RUPEEThe Indian rupee recovered sharply on Tuesday after key regulators took steps to curb speculative trading in the currency, but some gains were knocked off in minutes and the currency was back below the psychological barrier of 60.


Independent expert Moses Harding said this is not a bullish reversal, but a firefighting activity so that you don't allow the rupee to post a new historic low every day.

Other experts told RTTN that the recovery might be short lived as these measures will do little to correct the fundamental reasons that are driving the rupee lower.

A V Rajwade, consultant in currency and interest rate risk management said the rupee fall is far more a function of what is happening in the domestic economy rather than what happens to the dollar in the global markets.

Mr Rajwade was referring to comments that attributed the slide in the rupee on account of a rally in the U.S. dollar, which climbed to a three-year high on Monday.

"That becomes a very glib kind of explanation, which in a way many policymakers prefer because that avoids introspection as to where have we gone wrong...," he said.

Mr Rajwade blamed government's macro-economic policy, particularly the exchange rate policy followed over the last 4-5 years, behind the current crisis.

"The problems are fundamental and our policy makers do not seem to realise the basic problem which is the huge deficit on current account and over dependence on capital inflows. Nobody can live forever on somebody else's money," he said.

The biggest problem seems to be India's huge current account deficit, which hit a record high 4.8 per cent of gross domestic product in fiscal year 2013.

This deficit was being financed by foreign money for last many years, but as the U.S. economy gathers momentum, there is increasing likelihood that the Federal Reserve will taper its bond buying programme (also called quantitative easing) as early as September.

The fear of Fed pulling the plug on easy money has triggered a selloff by foreign institutional investors (FIIs), who have pumped almost $14 billion into India so far this year and $22.2 billion last year.

"We cannot expect foreign investors to keep financing us when we keep incurring deficits year after year. Somewhere the music was going to stop... whether it happens because Mr Bernanke said something or because foreign investors are getting extremely disappointed with what's happening with Indian economy, but the basic problem is we continue to live on borrowed money year after year," Mr Rajwade said.

The government's decision to hike duty on gold, the second biggest import item, has helped cut imports by 81 per cent in June from the previous month. However, if FIIs continue to pull out, the government will have to come up with new plans.

Mr Harding says 62-65 may be the new normal for the rupee if no corrective steps are taken.

The Reserve Bank, too, lacks fire power because it has foreign exchange reserves to cover imports for seven months only.

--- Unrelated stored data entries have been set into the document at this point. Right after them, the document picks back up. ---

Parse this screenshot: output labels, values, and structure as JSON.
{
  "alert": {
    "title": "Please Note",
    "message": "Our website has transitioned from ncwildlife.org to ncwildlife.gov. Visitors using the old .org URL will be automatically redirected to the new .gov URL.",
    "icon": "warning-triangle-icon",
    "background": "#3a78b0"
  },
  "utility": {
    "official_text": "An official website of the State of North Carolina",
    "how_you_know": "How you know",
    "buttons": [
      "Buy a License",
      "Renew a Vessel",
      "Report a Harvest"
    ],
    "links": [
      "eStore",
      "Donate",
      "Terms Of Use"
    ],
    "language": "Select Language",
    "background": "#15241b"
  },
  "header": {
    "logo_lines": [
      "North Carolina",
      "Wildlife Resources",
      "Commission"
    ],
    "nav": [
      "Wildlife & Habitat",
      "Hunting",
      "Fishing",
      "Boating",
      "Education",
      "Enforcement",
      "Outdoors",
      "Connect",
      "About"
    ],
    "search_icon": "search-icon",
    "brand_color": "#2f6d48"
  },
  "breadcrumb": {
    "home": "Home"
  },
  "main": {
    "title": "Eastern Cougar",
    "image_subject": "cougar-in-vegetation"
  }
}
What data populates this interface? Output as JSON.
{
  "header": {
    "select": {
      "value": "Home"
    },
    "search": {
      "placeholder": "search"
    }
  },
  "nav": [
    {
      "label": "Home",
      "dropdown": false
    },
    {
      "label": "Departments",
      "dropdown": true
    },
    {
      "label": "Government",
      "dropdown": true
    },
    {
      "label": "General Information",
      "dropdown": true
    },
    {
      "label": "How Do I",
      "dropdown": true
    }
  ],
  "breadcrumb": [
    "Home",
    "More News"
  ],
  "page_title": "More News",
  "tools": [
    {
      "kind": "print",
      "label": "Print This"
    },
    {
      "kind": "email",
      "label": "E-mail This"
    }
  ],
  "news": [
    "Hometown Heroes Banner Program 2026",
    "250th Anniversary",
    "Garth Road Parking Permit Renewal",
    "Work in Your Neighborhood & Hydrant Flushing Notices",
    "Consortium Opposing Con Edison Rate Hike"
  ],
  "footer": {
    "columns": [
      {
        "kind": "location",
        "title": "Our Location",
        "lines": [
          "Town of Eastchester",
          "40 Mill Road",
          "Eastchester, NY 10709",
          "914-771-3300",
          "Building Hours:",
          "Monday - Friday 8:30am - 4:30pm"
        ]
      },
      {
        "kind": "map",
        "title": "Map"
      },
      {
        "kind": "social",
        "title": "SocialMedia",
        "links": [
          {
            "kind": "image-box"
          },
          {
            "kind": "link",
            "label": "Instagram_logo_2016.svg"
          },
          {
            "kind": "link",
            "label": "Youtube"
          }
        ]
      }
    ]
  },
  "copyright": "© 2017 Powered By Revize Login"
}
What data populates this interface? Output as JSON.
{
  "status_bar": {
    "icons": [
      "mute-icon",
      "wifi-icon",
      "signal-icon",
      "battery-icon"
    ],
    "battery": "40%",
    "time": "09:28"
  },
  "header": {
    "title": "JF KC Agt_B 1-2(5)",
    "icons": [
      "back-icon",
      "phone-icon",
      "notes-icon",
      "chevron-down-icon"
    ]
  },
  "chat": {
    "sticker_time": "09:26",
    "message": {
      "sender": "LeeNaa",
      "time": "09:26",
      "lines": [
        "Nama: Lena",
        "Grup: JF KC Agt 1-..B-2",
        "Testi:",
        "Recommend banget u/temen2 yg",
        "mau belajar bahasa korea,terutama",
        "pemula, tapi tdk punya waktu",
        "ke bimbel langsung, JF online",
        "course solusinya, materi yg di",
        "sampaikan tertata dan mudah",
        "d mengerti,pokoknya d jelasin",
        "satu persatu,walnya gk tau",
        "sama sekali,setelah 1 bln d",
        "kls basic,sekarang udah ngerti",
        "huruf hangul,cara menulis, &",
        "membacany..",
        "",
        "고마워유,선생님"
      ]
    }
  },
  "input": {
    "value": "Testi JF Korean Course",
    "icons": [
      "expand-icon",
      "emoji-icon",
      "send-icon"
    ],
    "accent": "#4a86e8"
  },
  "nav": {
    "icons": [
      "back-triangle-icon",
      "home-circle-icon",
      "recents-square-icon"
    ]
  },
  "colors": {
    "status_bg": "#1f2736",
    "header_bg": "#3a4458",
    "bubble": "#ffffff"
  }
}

The central bank's many interventions so far have miserably failed to stop the rupee from posting record lows nearly every week.

Market analyst Saumil Trivedi says the current cycle of weakness in the rupee started way back in July 2011, but given the current momentum, upside shootouts can be dramatic and disturbing.

Last month, Nomura's forex valuation analyst said the rupee is still about 17.6 per cent overvalued against the dollar, which means the rupee can slide all the way to near 70.

"Somewhere around the mid-60s would not be unrealistic for the Indian rupee especially given the move in bond yields that we have been seeing," Mohammed Apabhai of Citi told RTTN.

The message is loud and clear. Unless more concrete steps are taken to address the fundamental problems plaguing the rupee, the currency will continue its slide on a one-way street.